Il prof. Brunetta ci dice che “Il Sud ha bisogno di un nuovo intervento straordinario, ma solo nel senso di mobilitare e mettere a sistema (in rete) strumenti ordinari per obiettivi e risultati straordinari: ovvero, attivare risorse umane, finanziarie e strumentali straordinarie per valorizzare e sviluppare le potenzialità dell’esistente”.

Uno dei punti cardine trattati è quello dell’eliminazione della criminalità organizzata dalla vita del Sud, solo partendo da questo punto iniziale, si potranno poi sviluppare gli altri punti necessari per il concreto sviluppo del meridione. La legalità è il primo punto della sua agenda personale per il sud. Dobbiamo dire di condividere pressoché totalmente questa sua analisi. Continuare ad investire sul marciume illegale, che oggi il sud è, è inutile, anzi è dannoso, perché non si farebbe altro che foraggiare ed arricchire ulteriormente chi sguazza nel malaffare.
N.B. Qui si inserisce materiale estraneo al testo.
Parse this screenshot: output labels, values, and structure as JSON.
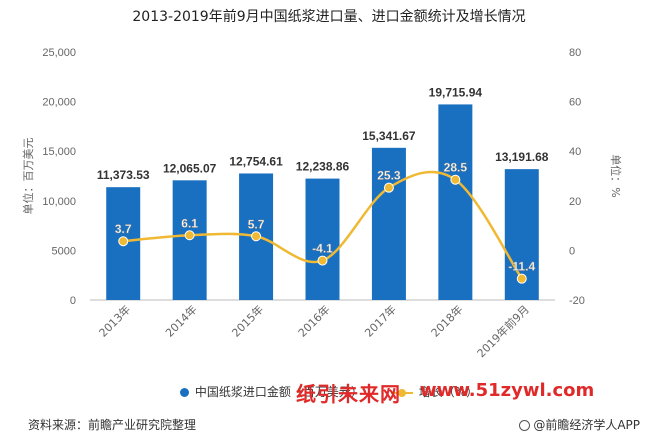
{
  "title": "2013-2019年前9月中国纸浆进口量、进口金额统计及增长情况",
  "legend": {
    "bar_label": "中国纸浆进口金额（百万美元）",
    "line_label": "增长（%）"
  },
  "footer": {
    "source": "资料来源：前瞻产业研究院整理",
    "brand": "@前瞻经济学人APP"
  },
  "overlay": {
    "watermark_text": "纸引未来网",
    "watermark_url": "www.51zywl.com"
  },
  "colors": {
    "bar": "#1a70c0",
    "line": "#f0b933",
    "axis_text": "#666666",
    "grid": "#dddddd"
  },
  "chart_data": {
    "type": "bar",
    "categories": [
      "2013年",
      "2014年",
      "2015年",
      "2016年",
      "2017年",
      "2018年",
      "2019年前9月"
    ],
    "series": [
      {
        "name": "中国纸浆进口金额（百万美元）",
        "type": "bar",
        "axis": "left",
        "values": [
          11373.53,
          12065.07,
          12754.61,
          12238.86,
          15341.67,
          19715.94,
          13191.68
        ],
        "labels": [
          "11,373.53",
          "12,065.07",
          "12,754.61",
          "12,238.86",
          "15,341.67",
          "19,715.94",
          "13,191.68"
        ]
      },
      {
        "name": "增长（%）",
        "type": "line",
        "axis": "right",
        "values": [
          3.7,
          6.1,
          5.7,
          -4.1,
          25.3,
          28.5,
          -11.4
        ],
        "labels": [
          "3.7",
          "6.1",
          "5.7",
          "-4.1",
          "25.3",
          "28.5",
          "-11.4"
        ]
      }
    ],
    "y_left": {
      "label": "单位：百万美元",
      "lim": [
        0,
        25000
      ],
      "ticks": [
        0,
        5000,
        10000,
        15000,
        20000,
        25000
      ],
      "tick_labels": [
        "0",
        "5000",
        "10,000",
        "15,000",
        "20,000",
        "25,000"
      ]
    },
    "y_right": {
      "label": "单位：%",
      "lim": [
        -20,
        80
      ],
      "ticks": [
        -20,
        0,
        20,
        40,
        60,
        80
      ],
      "tick_labels": [
        "-20",
        "0",
        "20",
        "40",
        "60",
        "80"
      ]
    },
    "legend_position": "bottom",
    "grid": false
  }
}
Il Prof. Brunetta afferma senza mezzi termini che il problema del sud, deve interessare anche il nord d’Italia e d’Europa, perché il sud può diventare la porta verso tutto il bacino del mediterraneo, che sta crescendo a tassi molto più sostanziosi di quelli europei e che quindi sarà presto un fattore di sviluppo per la stessa Europa.

L’Italia non può mancare questo appuntamento con il futuro, un futuro che passa anche dal nostro sud, dalle nostre terre, dalle nostre idee. Speriamo di vederlo questo futuro forse è la nostra ultima possibilità di uscire dal sottosviluppo.

 

Renato Brunetta è professore ordinario di Economia del lavoro presso l’Università degli Studi di Roma Tor Vergata.